VMware creates hadoop clusters from scratch

VMware creates hadoop clusters from scratch

1. Preparation of template virtual machine environment

1) Prepare a template virtual machine Hadoop 100. The virtual machine configuration requirements are as follows:

Note: the Linux system environment in this paper is illustrated by CentOS-7.5-x86-1804

Template virtual machine: 4G memory and 50G hard disk. Install the necessary environment to prepare for the installation of hadoop

[root@hadoop100 ~]# yum install -y epel-release
[root@hadoop100 ~]# yum install -y psmisc nc net-tools rsync vim lrzsz ntp libzstd openssl-static tree iotop git

Using Yum to install requires that the virtual machine can access the Internet normally. You can test the virtual machine networking before installing yum

[root@hadoop100 ~]# ping www.baidu.com
PING www.baidu.com (14.215.177.39) 56(84) bytes of data.
64 bytes from 14.215.177.39 (14.215.177.39): icmp_seq=1 ttl=128 time=8.60 ms
64 bytes from 14.215.177.39 (14.215.177.39): icmp_seq=2 ttl=128 time=7.72 ms

2) Turn off the firewall.
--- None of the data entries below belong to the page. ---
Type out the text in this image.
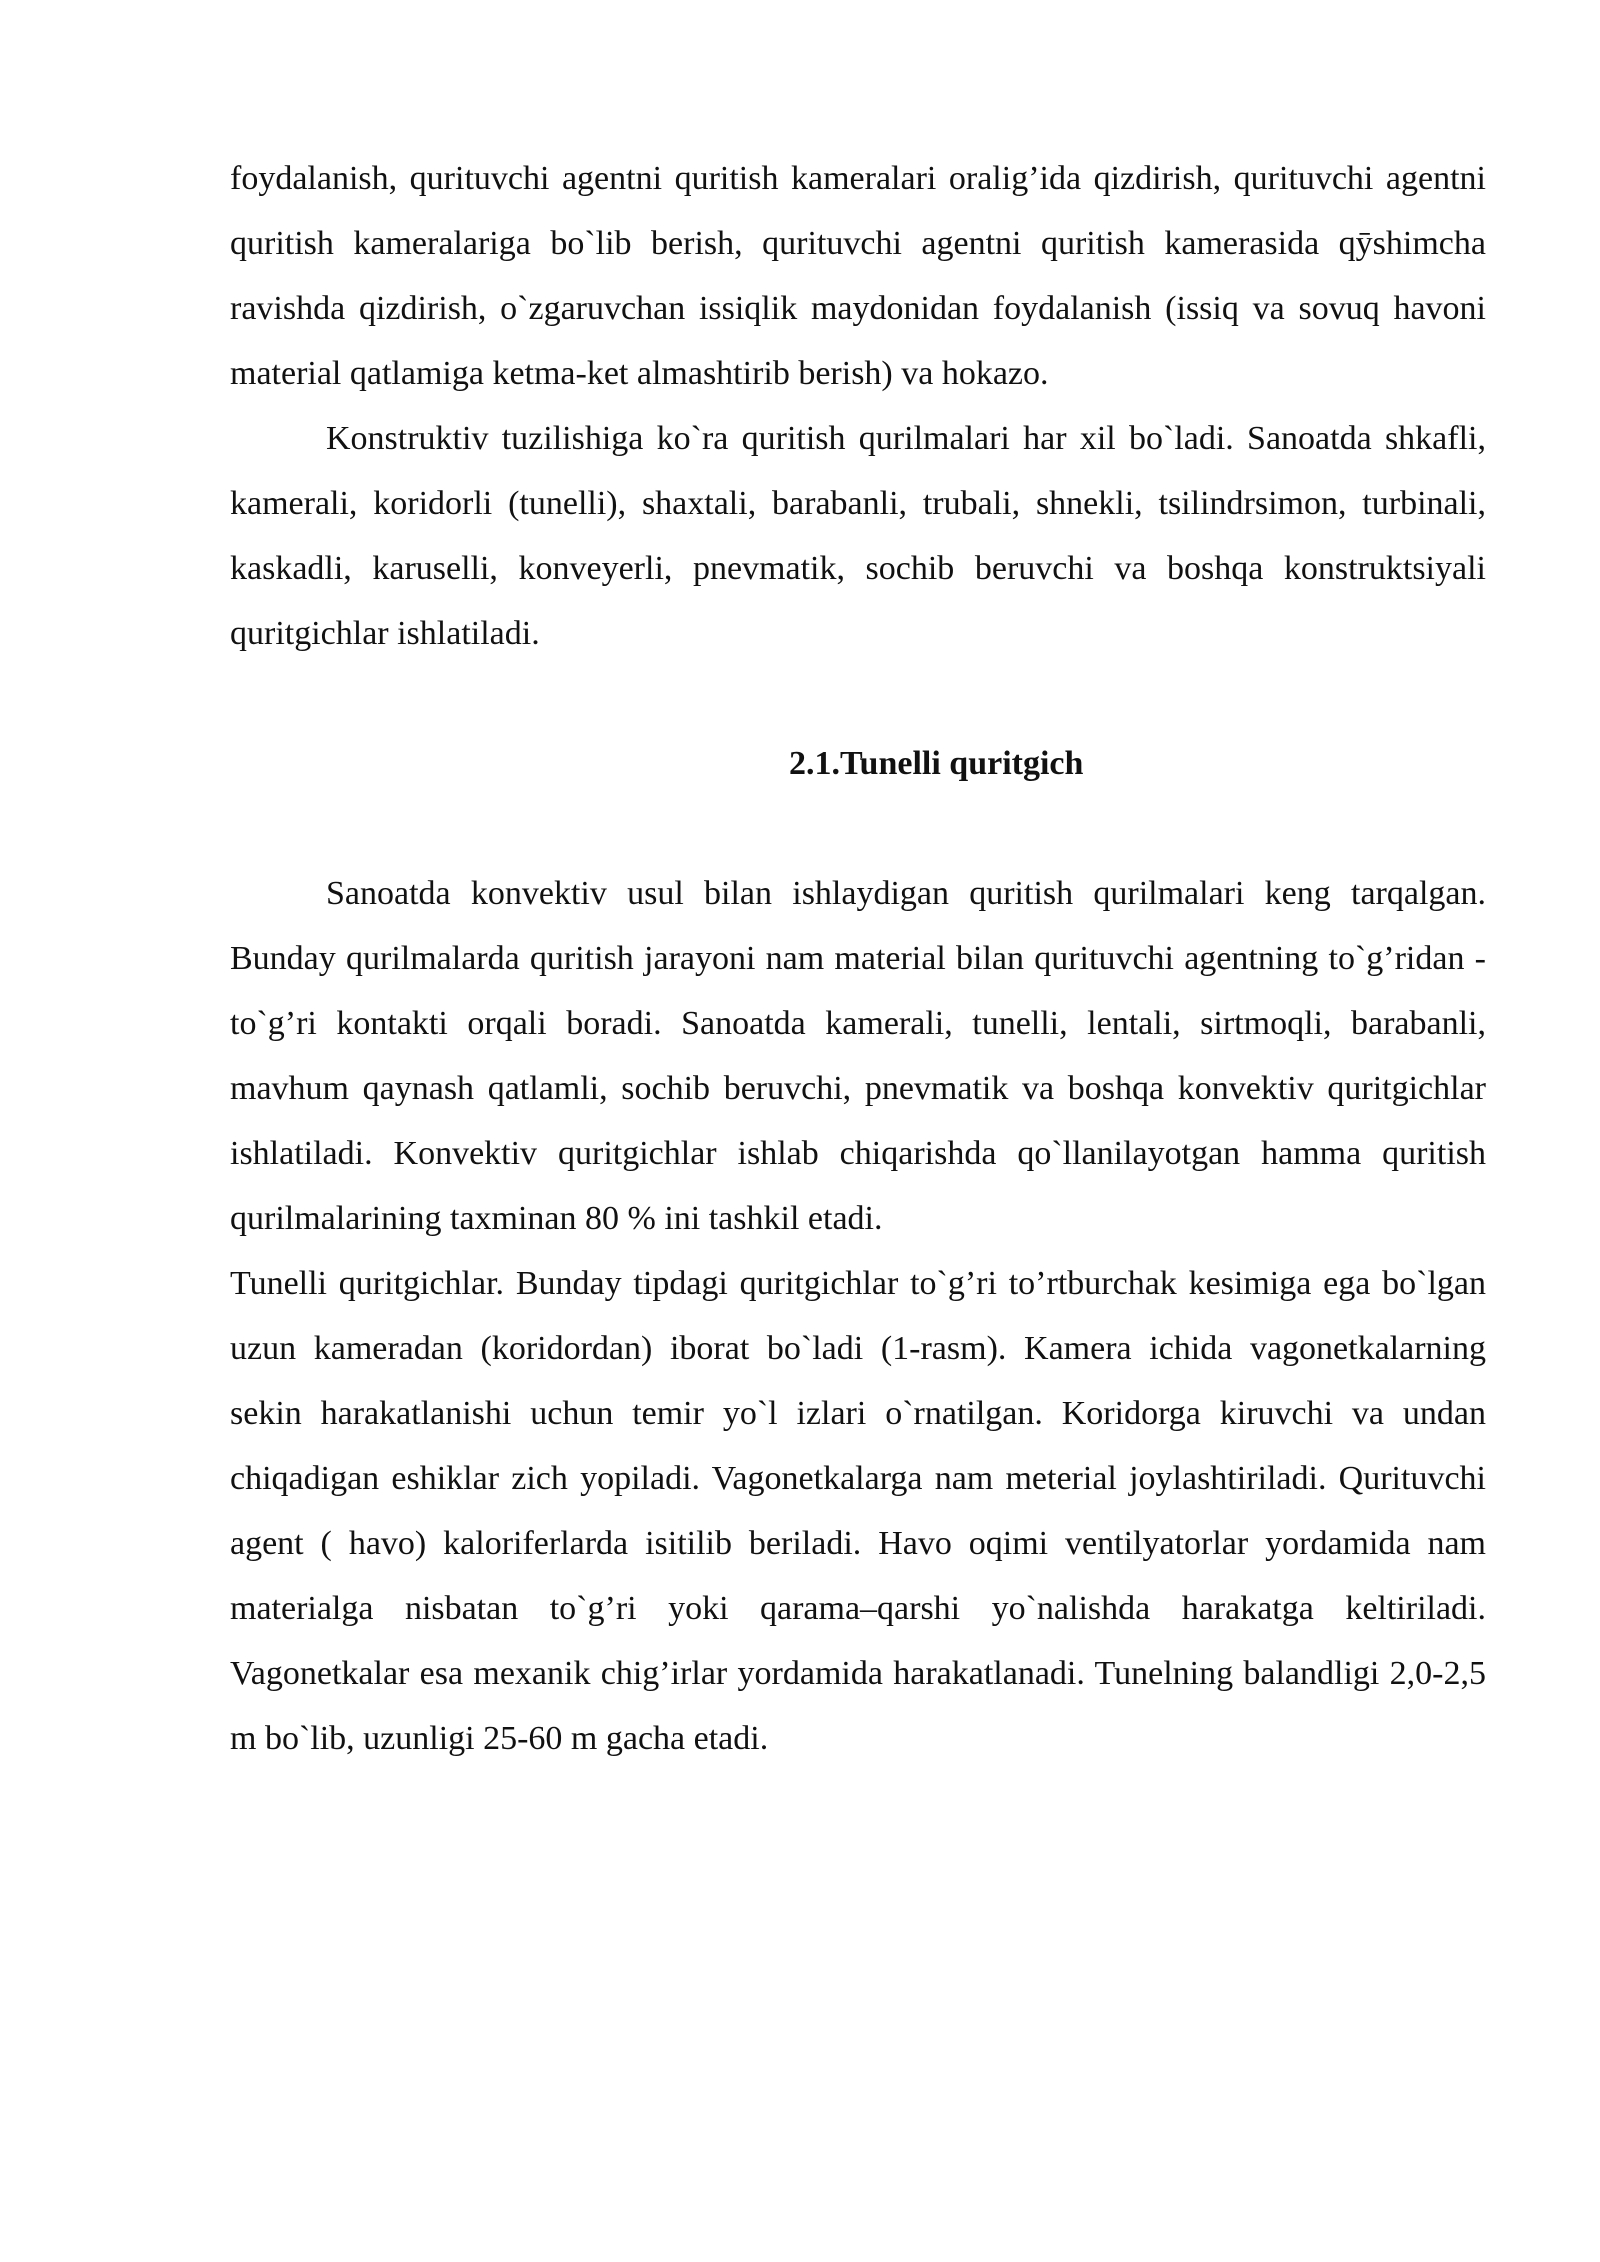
foydalanish, qurituvchi agentni quritish kameralari oralig’ida qizdirish, qurituvchi agentni quritish kameralariga bo`lib berish, qurituvchi agentni quritish kamerasida qӯshimcha ravishda qizdirish, o`zgaruvchan issiqlik maydonidan foydalanish (issiq va sovuq havoni material qatlamiga ketma-ket almashtirib berish) va hokazo.

Konstruktiv tuzilishiga ko`ra quritish qurilmalari har xil bo`ladi. Sanoatda shkafli, kamerali, koridorli (tunelli), shaxtali, barabanli, trubali, shnekli, tsilindrsimon, turbinali, kaskadli, karuselli, konveyerli, pnevmatik, sochib beruvchi va boshqa konstruktsiyali quritgichlar ishlatiladi.

2.1.Tunelli quritgich

Sanoatda konvektiv usul bilan ishlaydigan quritish qurilmalari keng tarqalgan. Bunday qurilmalarda quritish jarayoni nam material bilan qurituvchi agentning to`g’ridan - to`g’ri kontakti orqali boradi. Sanoatda kamerali, tunelli, lentali, sirtmoqli, barabanli, mavhum qaynash qatlamli, sochib beruvchi, pnevmatik va boshqa konvektiv quritgichlar ishlatiladi. Konvektiv quritgichlar ishlab chiqarishda qo`llanilayotgan hamma quritish qurilmalarining taxminan 80 % ini tashkil etadi.

Tunelli quritgichlar. Bunday tipdagi quritgichlar to`g’ri to’rtburchak kesimiga ega bo`lgan uzun kameradan (koridordan) iborat bo`ladi (1-rasm). Kamera ichida vagonetkalarning sekin harakatlanishi uchun temir yo`l izlari o`rnatilgan. Koridorga kiruvchi va undan chiqadigan eshiklar zich yopiladi. Vagonetkalarga nam meterial joylashtiriladi. Qurituvchi agent ( havo) kaloriferlarda isitilib beriladi. Havo oqimi ventilyatorlar yordamida nam materialga nisbatan to`g’ri yoki qarama–qarshi yo`nalishda harakatga keltiriladi. Vagonetkalar esa mexanik chig’irlar yordamida harakatlanadi. Tunelning balandligi 2,0-2,5 m bo`lib, uzunligi 25-60 m gacha etadi.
Turn off the firewall and start it automatically

[root@hadoop100 ~]# systemctl stop firewalld
[root@hadoop100 ~]# systemctl disable firewalld

3) Create a hadoop user and modify the password of the hadoop user

[root@hadoop100 ~]# useradd hadoop   
[root@hadoop100 ~]# passwd hadoop   

4) Configure hadoop users to have roo authority, which is convenient for sudo to execute commands with root authority later

[root@hadoop100 ~]# vim /etc/sudoers

Modify the / etc/sudoers file, find the following line (line 91), and add a line under root, as shown below:

## Allow root to run any commands anywhere
root    ALL=(ALL)     ALL
hadoop   ALL=(ALL)     NOPASSWD:ALL

5) Create a folder in the / opt directory and modify the owner and group

(1) Create the module and software folders in the / opt directory

[root@hadoop100 ~]# mkdir /opt/module
[root@hadoop100 ~]# mkdir /opt/software

(2) Modify that the owner and group of module and software folders are hadoop users

[root@hadoop100 ~]# chown hadoop:hadoop /opt/module 
[root@hadoop100 ~]# chown hadoop:hadoop /opt/software

(3) View the owner and group of the module and software folders

[root@hadoop100 ~]# cd /opt/
[root@hadoop100 opt]# ll
 Total consumption 12
drwxr-xr-x. 2 hadoop hadoop 4096 5 August 28-17:18 module
drwxr-xr-x. 2 root    root    4096 9 July 2017 rh
drwxr-xr-x. 2 hadoop hadoop 4096 5 August 28-17:18 software

6) Uninstall the open JDK of the virtual machine

[root@hadoop100 ~]# rpm -qa | grep -i java | xargs -n1 rpm -e --nodeps

7) Restart the virtual machine

[root@hadoop10 ~]# reboot

2. Clone virtual machine

1) Using the template machine Hadoop 100, clone three virtual machines: Hadoop 102, Hadoop 103, Hadoop 104

2) Modify the clone machine IP, which is illustrated by Hadoop 102 below

(1) Modify the static IP of the cloned virtual machine

[root@hadoop100 ~]# vim /etc/sysconfig/network-scripts/ifcfg-ens33

Change to:

DEVICE=ens33
TYPE=Ethernet
ONBOOT=yes
BOOTPROTO=static
NAME="ens33"
IPADDR=192.168.1.102
PREFIX=24
GATEWAY=192.168.1.2
DNS1=192.168.1.2

(2) View the virtual network editor of Linux virtual machine, edit - > virtual network editor - > VMnet8

(3) View the IP address of Windows system adapter VMware Network Adapter VMnet8

(4) Ensure that the IP address and virtual network editor address in the ifcfg-ens33 file of Linux system are the same as the VM8 network IP address of Windows system.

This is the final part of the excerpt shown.